Many Africans would not even be awake by the time the first event of Sunday, the 50km Race Walk, begins at 8:45 (CAT). This year's event is unique in that the 49 competing men will be joined by seven women on course too -- they were a late addition to the championships' programme meaning a first-ever women's 50km world champion will be crowned.
As it happens, Portugal's Inês Henriques is the clear favourite to take the women's title having set 4:08:26 back in January -- 2017's best by almost 14 minutes. Her most likely companions on the podium (if all goes according to plan for the 37-year-old) should come from the Chinese duo of Hang Yin and Shuqing Yang or Kathleen Burnett from the USA, but they'll need Henriques to be well off that blistering early-season form.
As it is, the rarity of this distance for women and vagaries of race walking rules mean that any result is really possible.
Even more so in the men's competition due to the number of competitors, and the possibility of team tactics against strong individuals.
Looking at the season's world leading times again marks Norway's Havard Haukenes (best of 3:43.40) and Rafal Augustyn of Poland out as favourites in the absence of Russia's Dementiy Cheparev, this year's world lead, and late injury withdrawal of Jared Tallent from Australia.

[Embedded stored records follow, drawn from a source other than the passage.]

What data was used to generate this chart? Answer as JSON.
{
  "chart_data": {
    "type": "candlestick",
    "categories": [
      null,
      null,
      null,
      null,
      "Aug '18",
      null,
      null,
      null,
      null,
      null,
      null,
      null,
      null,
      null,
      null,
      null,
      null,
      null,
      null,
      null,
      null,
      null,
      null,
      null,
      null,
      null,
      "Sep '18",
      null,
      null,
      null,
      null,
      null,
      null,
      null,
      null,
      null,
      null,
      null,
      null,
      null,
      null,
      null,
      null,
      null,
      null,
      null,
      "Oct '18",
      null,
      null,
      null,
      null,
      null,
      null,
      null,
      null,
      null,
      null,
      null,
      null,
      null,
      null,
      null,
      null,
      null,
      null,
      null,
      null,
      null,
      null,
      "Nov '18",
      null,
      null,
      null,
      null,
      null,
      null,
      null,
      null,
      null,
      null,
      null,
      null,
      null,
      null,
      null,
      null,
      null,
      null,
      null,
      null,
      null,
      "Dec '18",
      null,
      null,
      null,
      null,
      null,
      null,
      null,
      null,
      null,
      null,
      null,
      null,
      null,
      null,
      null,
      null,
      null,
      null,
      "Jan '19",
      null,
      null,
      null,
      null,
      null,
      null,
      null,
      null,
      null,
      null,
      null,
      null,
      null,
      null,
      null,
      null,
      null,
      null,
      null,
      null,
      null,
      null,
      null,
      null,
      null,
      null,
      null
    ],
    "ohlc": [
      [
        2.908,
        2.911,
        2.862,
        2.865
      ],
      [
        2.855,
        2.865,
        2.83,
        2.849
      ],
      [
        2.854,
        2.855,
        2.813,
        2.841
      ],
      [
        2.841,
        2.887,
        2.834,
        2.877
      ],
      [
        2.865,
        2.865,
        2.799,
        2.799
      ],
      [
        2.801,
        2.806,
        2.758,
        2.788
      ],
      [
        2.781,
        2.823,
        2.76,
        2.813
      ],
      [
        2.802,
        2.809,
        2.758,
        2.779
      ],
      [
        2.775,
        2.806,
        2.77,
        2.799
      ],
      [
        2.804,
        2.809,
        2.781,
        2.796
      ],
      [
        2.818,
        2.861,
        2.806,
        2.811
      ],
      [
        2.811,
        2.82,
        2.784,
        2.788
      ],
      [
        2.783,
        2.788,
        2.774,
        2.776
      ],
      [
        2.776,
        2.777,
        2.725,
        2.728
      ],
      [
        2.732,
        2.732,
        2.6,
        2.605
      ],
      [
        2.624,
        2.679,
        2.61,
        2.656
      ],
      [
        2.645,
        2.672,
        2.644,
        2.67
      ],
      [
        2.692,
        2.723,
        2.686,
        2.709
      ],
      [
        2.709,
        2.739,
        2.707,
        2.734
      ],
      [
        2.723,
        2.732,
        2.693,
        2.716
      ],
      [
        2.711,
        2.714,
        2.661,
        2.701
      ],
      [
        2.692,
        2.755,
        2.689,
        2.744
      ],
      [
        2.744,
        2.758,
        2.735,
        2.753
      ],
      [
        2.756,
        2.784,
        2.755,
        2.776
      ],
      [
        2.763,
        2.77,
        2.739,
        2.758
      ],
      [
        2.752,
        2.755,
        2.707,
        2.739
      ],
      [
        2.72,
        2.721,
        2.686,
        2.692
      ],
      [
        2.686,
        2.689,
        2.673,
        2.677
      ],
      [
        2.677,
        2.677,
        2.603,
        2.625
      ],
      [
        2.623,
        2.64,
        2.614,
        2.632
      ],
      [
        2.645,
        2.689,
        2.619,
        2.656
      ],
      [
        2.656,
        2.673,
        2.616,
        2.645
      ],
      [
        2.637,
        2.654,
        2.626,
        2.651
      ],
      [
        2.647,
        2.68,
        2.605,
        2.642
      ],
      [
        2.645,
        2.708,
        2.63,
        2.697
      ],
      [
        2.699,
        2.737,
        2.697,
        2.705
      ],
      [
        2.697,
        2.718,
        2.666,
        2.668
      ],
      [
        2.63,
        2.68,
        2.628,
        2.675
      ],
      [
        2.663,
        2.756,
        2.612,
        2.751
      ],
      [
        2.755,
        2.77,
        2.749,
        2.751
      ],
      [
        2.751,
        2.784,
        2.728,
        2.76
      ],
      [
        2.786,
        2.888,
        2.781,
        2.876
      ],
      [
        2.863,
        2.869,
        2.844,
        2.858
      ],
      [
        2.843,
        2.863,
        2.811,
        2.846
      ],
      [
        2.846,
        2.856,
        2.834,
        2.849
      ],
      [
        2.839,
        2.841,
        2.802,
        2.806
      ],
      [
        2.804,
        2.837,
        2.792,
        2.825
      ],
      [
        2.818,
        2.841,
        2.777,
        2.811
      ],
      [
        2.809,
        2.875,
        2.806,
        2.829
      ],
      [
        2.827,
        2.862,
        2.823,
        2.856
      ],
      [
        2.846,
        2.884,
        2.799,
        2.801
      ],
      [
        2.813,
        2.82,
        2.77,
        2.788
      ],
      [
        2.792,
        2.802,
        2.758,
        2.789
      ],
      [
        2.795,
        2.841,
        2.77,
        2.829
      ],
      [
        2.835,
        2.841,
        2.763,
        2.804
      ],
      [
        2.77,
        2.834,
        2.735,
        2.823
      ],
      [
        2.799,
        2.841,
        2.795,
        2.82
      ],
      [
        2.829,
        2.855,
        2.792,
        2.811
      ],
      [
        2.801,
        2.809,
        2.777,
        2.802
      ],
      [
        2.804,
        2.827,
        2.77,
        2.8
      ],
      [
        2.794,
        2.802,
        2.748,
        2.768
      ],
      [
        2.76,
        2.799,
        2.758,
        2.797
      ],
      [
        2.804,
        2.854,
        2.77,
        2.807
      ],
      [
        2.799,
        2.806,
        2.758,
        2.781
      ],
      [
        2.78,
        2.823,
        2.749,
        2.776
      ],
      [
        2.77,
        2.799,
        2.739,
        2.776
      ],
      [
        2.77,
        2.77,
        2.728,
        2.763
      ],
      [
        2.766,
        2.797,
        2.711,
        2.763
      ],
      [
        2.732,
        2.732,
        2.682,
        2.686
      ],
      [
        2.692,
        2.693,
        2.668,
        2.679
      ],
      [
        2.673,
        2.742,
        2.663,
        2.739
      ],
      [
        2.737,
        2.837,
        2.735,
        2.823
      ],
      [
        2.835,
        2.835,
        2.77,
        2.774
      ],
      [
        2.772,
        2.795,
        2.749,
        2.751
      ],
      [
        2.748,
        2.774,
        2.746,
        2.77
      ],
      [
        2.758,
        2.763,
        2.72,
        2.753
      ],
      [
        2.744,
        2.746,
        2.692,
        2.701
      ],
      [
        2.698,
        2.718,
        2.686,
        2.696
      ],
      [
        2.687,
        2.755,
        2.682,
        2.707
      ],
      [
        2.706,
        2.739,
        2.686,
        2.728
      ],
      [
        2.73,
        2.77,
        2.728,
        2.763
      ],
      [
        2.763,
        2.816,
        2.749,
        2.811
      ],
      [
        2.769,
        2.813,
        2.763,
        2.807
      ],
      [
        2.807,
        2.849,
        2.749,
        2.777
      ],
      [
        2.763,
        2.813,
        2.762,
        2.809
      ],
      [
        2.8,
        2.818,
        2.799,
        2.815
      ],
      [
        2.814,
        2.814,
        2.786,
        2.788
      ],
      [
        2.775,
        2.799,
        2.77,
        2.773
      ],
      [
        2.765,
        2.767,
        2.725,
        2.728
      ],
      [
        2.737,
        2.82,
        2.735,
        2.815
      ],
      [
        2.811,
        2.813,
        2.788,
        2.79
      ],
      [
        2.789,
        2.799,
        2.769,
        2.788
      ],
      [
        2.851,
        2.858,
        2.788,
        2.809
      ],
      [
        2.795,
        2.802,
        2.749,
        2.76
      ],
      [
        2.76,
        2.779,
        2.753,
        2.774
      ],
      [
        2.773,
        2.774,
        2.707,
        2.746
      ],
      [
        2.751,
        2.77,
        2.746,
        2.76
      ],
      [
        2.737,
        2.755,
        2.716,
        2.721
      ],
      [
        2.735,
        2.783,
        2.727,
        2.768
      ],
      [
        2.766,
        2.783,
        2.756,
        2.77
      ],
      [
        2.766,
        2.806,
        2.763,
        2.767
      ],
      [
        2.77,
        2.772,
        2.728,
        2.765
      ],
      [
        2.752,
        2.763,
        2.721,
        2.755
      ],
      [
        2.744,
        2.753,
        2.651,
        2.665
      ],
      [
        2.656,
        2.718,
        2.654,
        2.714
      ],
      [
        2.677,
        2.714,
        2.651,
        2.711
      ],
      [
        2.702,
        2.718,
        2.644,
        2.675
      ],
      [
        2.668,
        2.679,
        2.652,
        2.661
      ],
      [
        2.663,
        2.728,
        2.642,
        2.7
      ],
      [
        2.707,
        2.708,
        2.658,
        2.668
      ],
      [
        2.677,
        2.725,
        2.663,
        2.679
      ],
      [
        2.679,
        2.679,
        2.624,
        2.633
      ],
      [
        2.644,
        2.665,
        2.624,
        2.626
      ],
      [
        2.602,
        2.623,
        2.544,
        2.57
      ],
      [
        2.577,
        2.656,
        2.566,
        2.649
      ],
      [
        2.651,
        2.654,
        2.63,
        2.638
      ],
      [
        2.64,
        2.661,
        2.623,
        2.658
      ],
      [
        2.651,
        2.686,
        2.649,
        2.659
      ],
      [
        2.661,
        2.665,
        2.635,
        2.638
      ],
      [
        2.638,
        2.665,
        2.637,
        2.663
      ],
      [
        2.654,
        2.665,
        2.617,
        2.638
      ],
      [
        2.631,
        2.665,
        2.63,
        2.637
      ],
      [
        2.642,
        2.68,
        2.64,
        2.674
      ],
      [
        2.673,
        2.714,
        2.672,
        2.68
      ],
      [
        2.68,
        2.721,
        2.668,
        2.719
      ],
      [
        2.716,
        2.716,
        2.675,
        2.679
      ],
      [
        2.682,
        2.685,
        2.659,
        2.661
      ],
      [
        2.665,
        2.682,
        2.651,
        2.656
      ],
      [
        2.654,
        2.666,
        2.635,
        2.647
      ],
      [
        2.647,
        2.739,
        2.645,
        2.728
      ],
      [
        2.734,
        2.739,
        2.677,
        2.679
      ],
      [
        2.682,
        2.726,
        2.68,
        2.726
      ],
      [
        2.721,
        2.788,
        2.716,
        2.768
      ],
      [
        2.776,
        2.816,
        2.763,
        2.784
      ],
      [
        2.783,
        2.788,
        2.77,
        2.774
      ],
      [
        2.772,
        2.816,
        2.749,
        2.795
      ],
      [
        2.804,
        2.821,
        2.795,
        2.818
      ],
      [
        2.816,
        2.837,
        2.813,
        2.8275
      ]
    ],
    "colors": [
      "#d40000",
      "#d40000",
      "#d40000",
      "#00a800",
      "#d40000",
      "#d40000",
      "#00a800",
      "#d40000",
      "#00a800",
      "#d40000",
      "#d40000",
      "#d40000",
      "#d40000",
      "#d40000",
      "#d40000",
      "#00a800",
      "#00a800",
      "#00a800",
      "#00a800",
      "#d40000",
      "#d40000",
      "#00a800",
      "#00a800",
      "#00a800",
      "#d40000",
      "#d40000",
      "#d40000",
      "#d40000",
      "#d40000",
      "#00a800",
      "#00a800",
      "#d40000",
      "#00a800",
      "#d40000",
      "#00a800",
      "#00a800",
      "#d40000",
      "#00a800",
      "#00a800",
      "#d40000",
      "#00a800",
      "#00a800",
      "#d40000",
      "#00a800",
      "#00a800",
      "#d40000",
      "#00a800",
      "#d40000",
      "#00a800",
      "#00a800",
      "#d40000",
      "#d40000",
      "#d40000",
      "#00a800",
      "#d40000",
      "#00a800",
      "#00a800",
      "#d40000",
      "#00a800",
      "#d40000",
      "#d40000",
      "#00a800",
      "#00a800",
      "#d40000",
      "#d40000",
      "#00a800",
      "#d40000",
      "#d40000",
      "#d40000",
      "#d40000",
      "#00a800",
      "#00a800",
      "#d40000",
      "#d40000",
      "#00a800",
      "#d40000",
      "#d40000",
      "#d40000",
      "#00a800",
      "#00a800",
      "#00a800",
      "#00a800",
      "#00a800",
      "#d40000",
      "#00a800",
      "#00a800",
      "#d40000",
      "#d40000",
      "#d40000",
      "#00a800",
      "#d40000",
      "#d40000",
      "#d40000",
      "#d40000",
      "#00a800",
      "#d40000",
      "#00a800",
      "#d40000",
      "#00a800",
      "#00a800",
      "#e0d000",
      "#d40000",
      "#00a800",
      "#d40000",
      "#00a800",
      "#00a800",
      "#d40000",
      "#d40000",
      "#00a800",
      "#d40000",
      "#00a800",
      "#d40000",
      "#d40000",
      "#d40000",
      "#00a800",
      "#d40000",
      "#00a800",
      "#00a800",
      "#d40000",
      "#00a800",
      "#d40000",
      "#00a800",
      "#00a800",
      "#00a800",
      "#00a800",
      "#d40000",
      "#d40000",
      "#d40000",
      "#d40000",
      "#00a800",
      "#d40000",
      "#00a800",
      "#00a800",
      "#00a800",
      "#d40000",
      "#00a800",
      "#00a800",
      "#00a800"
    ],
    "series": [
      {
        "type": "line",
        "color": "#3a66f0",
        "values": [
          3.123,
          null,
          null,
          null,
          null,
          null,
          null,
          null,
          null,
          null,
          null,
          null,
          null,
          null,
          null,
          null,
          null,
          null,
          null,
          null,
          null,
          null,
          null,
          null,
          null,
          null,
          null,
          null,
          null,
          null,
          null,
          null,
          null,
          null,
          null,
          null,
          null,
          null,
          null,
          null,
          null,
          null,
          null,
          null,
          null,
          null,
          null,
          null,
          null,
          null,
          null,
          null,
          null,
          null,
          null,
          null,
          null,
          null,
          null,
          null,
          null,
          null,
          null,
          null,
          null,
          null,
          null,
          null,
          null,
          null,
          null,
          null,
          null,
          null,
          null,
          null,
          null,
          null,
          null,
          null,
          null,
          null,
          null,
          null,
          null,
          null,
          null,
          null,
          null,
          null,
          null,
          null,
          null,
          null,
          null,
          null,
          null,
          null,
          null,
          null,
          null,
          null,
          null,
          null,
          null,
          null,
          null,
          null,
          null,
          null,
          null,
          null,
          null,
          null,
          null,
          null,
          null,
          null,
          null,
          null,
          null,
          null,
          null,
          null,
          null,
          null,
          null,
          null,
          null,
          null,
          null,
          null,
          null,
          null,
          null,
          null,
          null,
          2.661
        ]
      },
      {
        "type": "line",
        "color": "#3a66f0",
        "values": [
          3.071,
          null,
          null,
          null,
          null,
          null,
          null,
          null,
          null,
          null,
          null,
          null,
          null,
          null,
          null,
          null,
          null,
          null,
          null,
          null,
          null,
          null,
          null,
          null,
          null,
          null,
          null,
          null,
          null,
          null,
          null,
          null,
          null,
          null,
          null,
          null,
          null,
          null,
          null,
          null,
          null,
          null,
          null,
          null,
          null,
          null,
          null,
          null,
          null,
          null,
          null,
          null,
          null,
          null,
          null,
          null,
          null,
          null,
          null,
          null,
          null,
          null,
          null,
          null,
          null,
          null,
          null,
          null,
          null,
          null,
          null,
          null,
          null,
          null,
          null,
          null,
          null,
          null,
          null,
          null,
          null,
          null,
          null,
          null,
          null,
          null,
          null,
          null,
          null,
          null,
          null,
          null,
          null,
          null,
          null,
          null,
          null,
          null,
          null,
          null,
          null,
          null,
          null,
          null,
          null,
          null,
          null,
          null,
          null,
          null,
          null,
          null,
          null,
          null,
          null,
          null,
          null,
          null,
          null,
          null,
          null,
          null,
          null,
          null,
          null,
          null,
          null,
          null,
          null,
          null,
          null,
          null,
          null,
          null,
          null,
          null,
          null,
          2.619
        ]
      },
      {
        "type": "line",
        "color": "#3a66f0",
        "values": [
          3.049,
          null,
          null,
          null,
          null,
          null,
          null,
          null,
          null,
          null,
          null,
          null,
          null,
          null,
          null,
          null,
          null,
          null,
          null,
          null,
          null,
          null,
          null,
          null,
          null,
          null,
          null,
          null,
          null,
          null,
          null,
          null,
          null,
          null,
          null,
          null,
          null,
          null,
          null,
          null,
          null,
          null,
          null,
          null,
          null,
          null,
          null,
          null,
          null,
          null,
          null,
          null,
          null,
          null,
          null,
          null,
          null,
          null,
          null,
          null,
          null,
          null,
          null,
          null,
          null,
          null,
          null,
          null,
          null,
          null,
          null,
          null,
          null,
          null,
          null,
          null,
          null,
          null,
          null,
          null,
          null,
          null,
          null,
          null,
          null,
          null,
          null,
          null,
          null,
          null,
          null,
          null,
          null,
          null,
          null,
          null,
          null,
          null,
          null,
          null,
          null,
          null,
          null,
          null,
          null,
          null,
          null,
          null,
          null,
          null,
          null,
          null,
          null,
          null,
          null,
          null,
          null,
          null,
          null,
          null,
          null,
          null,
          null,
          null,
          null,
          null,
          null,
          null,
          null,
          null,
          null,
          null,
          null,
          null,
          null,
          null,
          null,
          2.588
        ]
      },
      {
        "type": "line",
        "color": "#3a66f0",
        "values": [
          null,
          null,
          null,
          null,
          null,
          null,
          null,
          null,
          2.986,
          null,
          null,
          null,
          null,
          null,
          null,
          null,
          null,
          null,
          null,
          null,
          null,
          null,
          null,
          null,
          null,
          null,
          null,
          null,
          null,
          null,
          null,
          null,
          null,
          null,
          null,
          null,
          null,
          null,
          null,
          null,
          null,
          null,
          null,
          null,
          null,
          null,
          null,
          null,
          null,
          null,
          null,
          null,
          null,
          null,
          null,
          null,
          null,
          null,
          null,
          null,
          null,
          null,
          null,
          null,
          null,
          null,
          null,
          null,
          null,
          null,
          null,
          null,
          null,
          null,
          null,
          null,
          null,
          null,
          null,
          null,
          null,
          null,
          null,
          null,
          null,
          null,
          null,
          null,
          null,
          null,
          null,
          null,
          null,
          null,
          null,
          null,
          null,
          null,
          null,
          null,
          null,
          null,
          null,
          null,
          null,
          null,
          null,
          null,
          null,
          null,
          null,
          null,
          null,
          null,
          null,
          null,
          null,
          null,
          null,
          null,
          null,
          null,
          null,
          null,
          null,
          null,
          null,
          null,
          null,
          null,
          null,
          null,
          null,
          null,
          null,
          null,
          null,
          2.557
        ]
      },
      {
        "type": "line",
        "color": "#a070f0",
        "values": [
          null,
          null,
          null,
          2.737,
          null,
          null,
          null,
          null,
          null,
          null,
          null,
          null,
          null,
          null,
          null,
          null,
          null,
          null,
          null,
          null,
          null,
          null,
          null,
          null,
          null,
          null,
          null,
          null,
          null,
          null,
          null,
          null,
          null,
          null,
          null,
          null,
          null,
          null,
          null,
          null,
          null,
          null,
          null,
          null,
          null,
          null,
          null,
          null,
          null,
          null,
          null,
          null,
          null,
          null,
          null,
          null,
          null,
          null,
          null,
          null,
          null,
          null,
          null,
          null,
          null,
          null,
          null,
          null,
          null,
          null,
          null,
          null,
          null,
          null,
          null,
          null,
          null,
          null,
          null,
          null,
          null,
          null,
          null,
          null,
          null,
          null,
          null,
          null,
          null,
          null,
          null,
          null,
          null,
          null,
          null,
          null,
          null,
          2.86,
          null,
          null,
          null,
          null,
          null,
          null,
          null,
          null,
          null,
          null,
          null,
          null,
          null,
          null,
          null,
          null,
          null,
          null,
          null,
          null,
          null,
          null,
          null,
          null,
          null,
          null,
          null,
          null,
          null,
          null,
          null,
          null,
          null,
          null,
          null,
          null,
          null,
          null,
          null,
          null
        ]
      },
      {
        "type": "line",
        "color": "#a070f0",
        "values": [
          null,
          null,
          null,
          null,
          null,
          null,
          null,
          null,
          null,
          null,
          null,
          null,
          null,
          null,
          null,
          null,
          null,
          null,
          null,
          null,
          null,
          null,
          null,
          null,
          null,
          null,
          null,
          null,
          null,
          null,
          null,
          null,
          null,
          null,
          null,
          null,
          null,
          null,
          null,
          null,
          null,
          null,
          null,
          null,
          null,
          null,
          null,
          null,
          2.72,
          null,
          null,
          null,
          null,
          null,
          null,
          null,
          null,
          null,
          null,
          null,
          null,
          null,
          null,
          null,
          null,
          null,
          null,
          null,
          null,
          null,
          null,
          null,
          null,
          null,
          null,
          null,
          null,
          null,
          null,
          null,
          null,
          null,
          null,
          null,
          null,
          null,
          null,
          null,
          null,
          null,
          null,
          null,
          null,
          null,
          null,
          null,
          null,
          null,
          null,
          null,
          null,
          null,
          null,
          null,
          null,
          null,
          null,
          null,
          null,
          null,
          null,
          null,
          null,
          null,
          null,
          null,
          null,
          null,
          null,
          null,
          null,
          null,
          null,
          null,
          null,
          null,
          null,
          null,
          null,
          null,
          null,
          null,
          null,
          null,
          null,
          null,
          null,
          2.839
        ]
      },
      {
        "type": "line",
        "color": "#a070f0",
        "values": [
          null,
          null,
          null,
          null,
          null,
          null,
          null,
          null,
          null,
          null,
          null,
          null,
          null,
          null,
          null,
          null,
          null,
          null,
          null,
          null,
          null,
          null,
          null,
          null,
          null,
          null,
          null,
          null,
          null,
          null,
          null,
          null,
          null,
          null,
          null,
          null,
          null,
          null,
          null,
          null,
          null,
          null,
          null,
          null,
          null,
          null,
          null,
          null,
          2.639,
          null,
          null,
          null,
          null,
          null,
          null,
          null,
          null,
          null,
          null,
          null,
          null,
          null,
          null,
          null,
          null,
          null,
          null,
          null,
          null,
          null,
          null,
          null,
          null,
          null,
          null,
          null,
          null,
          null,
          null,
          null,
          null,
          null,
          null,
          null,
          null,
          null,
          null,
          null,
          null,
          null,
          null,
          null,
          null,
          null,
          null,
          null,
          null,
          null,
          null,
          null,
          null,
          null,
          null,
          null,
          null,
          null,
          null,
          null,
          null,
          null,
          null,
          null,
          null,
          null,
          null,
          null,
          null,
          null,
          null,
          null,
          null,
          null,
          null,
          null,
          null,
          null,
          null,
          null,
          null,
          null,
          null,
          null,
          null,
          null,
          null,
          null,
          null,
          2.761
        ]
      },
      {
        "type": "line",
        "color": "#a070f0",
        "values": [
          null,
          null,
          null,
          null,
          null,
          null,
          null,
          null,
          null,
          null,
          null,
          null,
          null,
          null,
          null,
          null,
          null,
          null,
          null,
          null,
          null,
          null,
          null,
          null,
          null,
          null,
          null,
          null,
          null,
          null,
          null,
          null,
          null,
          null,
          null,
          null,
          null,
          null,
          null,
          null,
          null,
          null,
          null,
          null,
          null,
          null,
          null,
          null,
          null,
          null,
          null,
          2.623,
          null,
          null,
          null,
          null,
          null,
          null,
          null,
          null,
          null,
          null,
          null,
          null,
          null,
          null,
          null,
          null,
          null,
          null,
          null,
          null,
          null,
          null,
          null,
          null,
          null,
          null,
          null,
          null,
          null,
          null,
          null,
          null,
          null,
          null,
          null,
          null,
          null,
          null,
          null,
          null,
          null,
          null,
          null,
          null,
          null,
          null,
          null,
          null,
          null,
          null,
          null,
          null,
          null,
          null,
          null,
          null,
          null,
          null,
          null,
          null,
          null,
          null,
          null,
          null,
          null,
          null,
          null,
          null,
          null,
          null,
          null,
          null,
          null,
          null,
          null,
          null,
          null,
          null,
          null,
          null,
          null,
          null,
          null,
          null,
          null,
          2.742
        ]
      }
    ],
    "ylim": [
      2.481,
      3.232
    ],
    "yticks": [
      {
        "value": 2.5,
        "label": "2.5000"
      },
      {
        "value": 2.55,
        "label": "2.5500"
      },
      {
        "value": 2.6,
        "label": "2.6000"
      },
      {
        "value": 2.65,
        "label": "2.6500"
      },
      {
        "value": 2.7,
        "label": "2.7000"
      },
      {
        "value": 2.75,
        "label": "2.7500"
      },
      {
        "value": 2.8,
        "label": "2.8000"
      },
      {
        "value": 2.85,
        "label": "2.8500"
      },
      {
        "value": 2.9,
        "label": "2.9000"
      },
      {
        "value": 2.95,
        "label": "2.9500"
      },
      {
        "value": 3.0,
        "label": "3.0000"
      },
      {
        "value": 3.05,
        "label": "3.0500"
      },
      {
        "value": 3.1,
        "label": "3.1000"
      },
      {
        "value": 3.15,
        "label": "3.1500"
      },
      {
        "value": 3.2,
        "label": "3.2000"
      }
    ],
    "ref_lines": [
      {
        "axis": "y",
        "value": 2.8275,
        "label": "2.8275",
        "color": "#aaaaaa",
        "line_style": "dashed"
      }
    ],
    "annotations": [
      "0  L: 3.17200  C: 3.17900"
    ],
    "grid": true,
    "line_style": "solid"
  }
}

There is also the mercurial Yohann Diniz, the 39-year-old French world record-holder who epitomises the fact that mental strength could take you to great heights in this sport while fragility of it on the day can leave you disheartened through disqualification.
Mexico's Jose Leyver Ojeda, Evan Dunfee (Canada -- 4th at Rio 2016) and Wenbin Niu of China could also come into reckoning ahead of a group of walkers whose times in 2017 are three or more minutes down on Haukenes'.
Sunday's 'morning session' will also see the race walking events at 20km take place but this time in separate women's (13:20, CAT) and men's (15:20, CAT) races.
Considering 20km is the usual distance for women's races, there is a healthier number of competitors (61) and in theory a wider range of potential medallists. However, Russia and China are the countries which seem to take race walking most seriously and their athletes head the women's world lead list for 2017.
China have there full allotment in Xiuzhi Lyu (who won bronze at last year's Olympic Games), Na Wang and Jiayu Yang but there will only be one Russian, Klavdiia Afanaseva, in the field. All four are capable of 1 hour 26 minute times and will be disappointed if they're not in the battle for gold.
Mexico's Maria Guadalupe Gonzalez, the 2016 IAAF Race Walking champion and Rio 2016 silver medallist, as well as the Italians Eleonora Giorgi (who hasn't set a a 2017 time) and Antonella Palmisano are best placed to compete for podium places should the favourites falter for some reason on the day.
Meanwhile, Ethiopia's Yehualeye Beletew and Askale Tiksa will ensure African presence in the race.
The men's race will see 64 athletes looking to triumph on The Mall leading to Buckingham Palace.
Again Russia only has one competitor, Serge Shirobokov, who's their leading walker having set 2017's 4th best time. The top three for the year, China's Kaihua Wang, Eiki Takahashi and Isamu Fujisawa (both Japan) are also walking on Sunday afternoon suggesting that a fast time in the 1 hour 18 minute range could be in the offing.
Germany's Christopher Linke has it in him to match that but it may be too fierce for Dane Bird-Smith, the Australian who set his personal best in winning bronze at Rio 2016, Korea Republic's Hyunsub Kim and Alvaro Martin from Spain.
Of African interest will be the presence of Kenyans Samuel Ireri Gathimba (a 1:19.24 walker at his best) and Simon Wachira as well as Lebogang Shange from South Africa.